City council makes good on promise

Thursday, August 19, 2004

SIKESTON - City Council members followed through with a promise made during their campaign for the 1-cent sales tax and cut city property tax rates by 21 percent during a special Council meeting Wednesday.

Following a public hearing, the bill establishing the city's 2004 property tax rates was approved as an emergency bill to ensure the city complied with the statutes requiring rates to be set by Sept. 1.

"This is the final cog in the wheel ... of what we promised voters," City Manager Doug Friend said.

City Clerk Carroll Couch said the rate for the library and park taxes will remain the same at .1609. The voluntary 21 percent reduction is coming entirely out of the general revenue levy which was changed from .5530 to .3693. This should result in about $285,000 less in property tax revenue for the general revenue fund, according to city officials.

The parks are heavily subsidized by the general revenue fund anyway, Couch said, as the park tax only covers about half of that department's total operating cost.

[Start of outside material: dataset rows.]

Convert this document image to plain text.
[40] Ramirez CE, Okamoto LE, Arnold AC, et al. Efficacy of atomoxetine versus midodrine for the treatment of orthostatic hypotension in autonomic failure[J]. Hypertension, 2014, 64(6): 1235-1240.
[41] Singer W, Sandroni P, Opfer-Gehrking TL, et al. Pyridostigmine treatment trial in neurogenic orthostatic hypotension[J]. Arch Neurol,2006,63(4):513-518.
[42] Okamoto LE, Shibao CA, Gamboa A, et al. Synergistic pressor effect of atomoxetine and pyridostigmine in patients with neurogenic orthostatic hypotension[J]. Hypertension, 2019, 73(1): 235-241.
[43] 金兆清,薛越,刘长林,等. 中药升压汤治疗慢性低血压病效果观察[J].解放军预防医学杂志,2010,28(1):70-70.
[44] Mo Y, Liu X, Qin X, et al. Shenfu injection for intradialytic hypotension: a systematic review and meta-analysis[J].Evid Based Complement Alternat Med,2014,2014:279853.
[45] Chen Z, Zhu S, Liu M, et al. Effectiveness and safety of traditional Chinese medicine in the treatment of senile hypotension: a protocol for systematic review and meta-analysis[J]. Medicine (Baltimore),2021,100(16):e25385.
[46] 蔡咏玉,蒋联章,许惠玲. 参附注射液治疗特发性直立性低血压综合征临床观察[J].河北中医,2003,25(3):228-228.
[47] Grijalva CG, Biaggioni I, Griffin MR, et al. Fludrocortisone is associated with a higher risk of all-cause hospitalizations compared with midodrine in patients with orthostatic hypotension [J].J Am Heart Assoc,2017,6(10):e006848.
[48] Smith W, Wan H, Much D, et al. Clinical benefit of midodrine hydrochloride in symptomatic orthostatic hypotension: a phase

The library tax rate was set by voters.

The city's total property tax levy was 87 cents and was lowered to 69 cents, "which is a 21 percent reduction," Couch said.

City Treasurer Karen Bailey said the voluntary reduction was reviewed and OK'd by the state auditor's office.

The city manager noted this was the quickest response by the auditor's office on approving tax rates that he can recall.

Friend said city residents need to know that the property tax reduction only applies to the city's tax levy. "The biggest confusion you're going to get is people will think their county taxes will be reduced by 21 percent," he said.

Sikeston voters approved a 1-cent sales tax at the Feb. 3 election. Merchants will begin to collect the sales tax at their registers beginning Oct. 1. Unless it is renewed, the tax will expire Sept. 30, 2014.

The city should get its first check with the tax included in December as the city has "roughly a two-month lag" on receiving sales taxes, Couch said.